Add MobSF scanning as a build gate:

# GitHub Actions example
- name: MobSF Static Analysis
  run: |
    UPLOAD=$(curl -s -F "file=@app/build/outputs/apk/release/app-release.apk" \
      http://mobsf:8000/api/v1/upload -H "Authorization: $MOBSF_API_KEY")
    HASH=$(echo $UPLOAD | jq -r '.hash')
    curl -s -X POST http://mobsf:8000/api/v1/scan \
      -H "Authorization: $MOBSF_API_KEY" \
      -d "scan_type=apk&file_name=app-release.apk&hash=$HASH"
    SCORE=$(curl -s -X POST http://mobsf:8000/api/v1/scorecard \
      -H "Authorization: $MOBSF_API_KEY" -d "hash=$HASH" | jq '.security_score')
    if [ "$SCORE" -lt 60 ]; then exit 1; fi

Key Concepts

Tools & Systems

• MobSF: Automated mobile security analysis framework supporting static and dynamic analysis of Android/iOS apps
• JADX: Dex-to-Java decompiler for recovering readable source code from Android APK files
• apktool: Tool for reverse engineering Android APK files, decoding resources to near-original form
• Android Lint: Google's static analysis tool for Android-specific code quality and security issues
• Semgrep: Pattern-based static analysis engine with mobile-specific rule packs for custom vulnerability detection

Common Pitfalls

• Ignoring false positives: MobSF flags patterns like password in variable names even when not storing actual credentials.

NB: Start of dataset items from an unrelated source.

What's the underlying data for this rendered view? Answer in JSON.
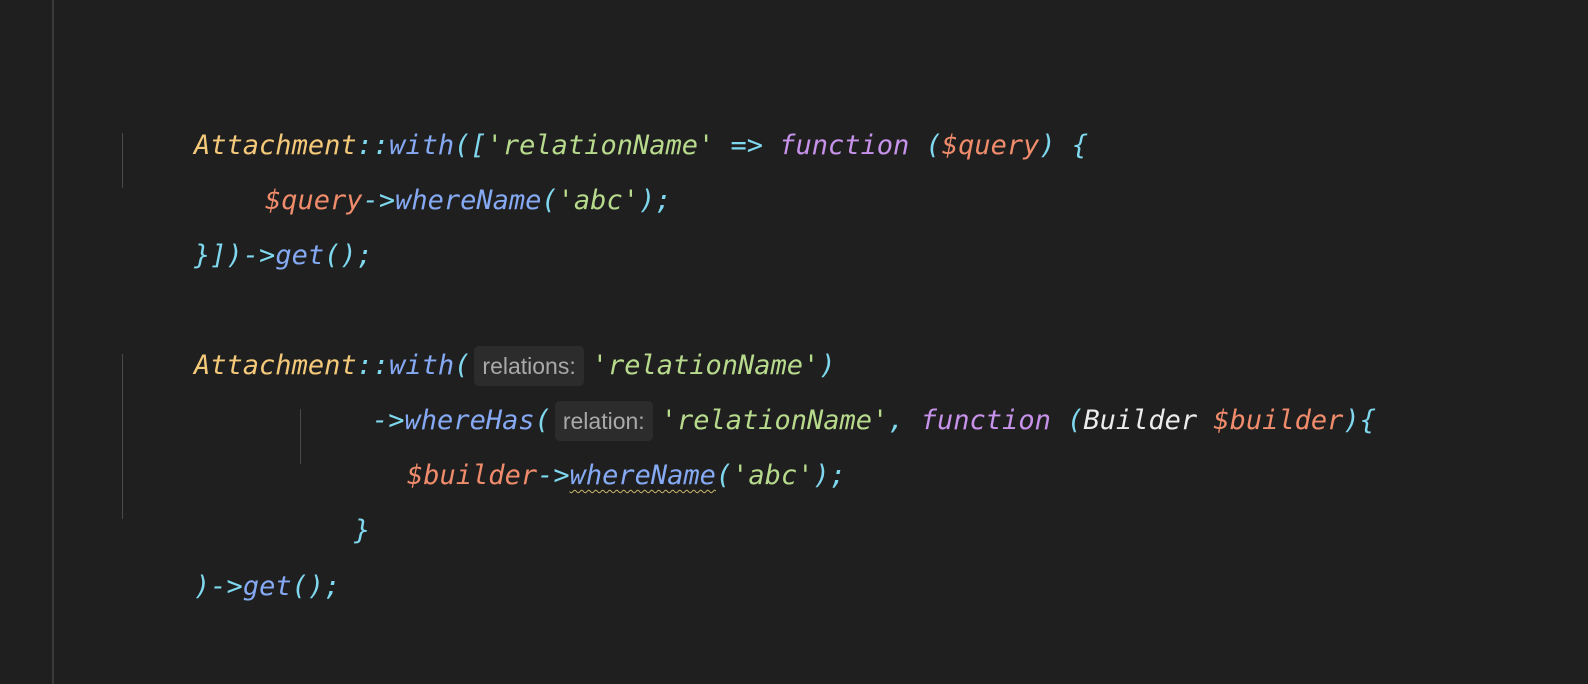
{
  "code": {
    "line1": {
      "class_name": "Attachment",
      "scope_op": "::",
      "method": "with",
      "open": "([",
      "arg": "'relationName'",
      "arrow": " => ",
      "keyword": "function",
      "paren_open": " (",
      "param": "$query",
      "paren_close": ") {"
    },
    "line2": {
      "var": "$query",
      "arrow": "->",
      "method": "whereName",
      "open": "(",
      "arg": "'abc'",
      "close": ");"
    },
    "line3": {
      "close": "}])->",
      "method": "get",
      "end": "();"
    },
    "line4": {
      "class_name": "Attachment",
      "scope_op": "::",
      "method": "with",
      "open": "(",
      "hint": "relations:",
      "arg": "'relationName'",
      "close": ")"
    },
    "line5": {
      "arrow": "->",
      "method": "whereHas",
      "open": "(",
      "hint": "relation:",
      "arg": "'relationName'",
      "comma": ", ",
      "keyword": "function",
      "paren_open": " (",
      "type": "Builder",
      "param": " $builder",
      "paren_close": "){"
    },
    "line6": {
      "var": "$builder",
      "arrow": "->",
      "method": "whereName",
      "open": "(",
      "arg": "'abc'",
      "close": ");"
    },
    "line7": {
      "close": "}"
    },
    "line8": {
      "close": ")->",
      "method": "get",
      "end": "();"
    }
  },
  "colors": {
    "background": "#1f1f1f",
    "class": "#f5c97a",
    "operator": "#7fd8ee",
    "method": "#86a9f4",
    "string": "#b7da8c",
    "keyword": "#c792ea",
    "variable": "#f08c6c",
    "type": "#ececec"
  }
}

Triage all HIGH findings manually before reporting.
• Missing obfuscated code: Static analysis accuracy drops significantly against obfuscated apps. Supplement with dynamic analysis for apps using DexGuard or custom packers.
• Outdated MobSF rules: Security rules evolve with Android API levels. Ensure MobSF is updated to match the target app's targetSdkVersion.
• Skipping native code analysis: MobSF analyzes Java/Kotlin but has limited coverage of native C/C++ libraries. Use checksec and manual review for .so files.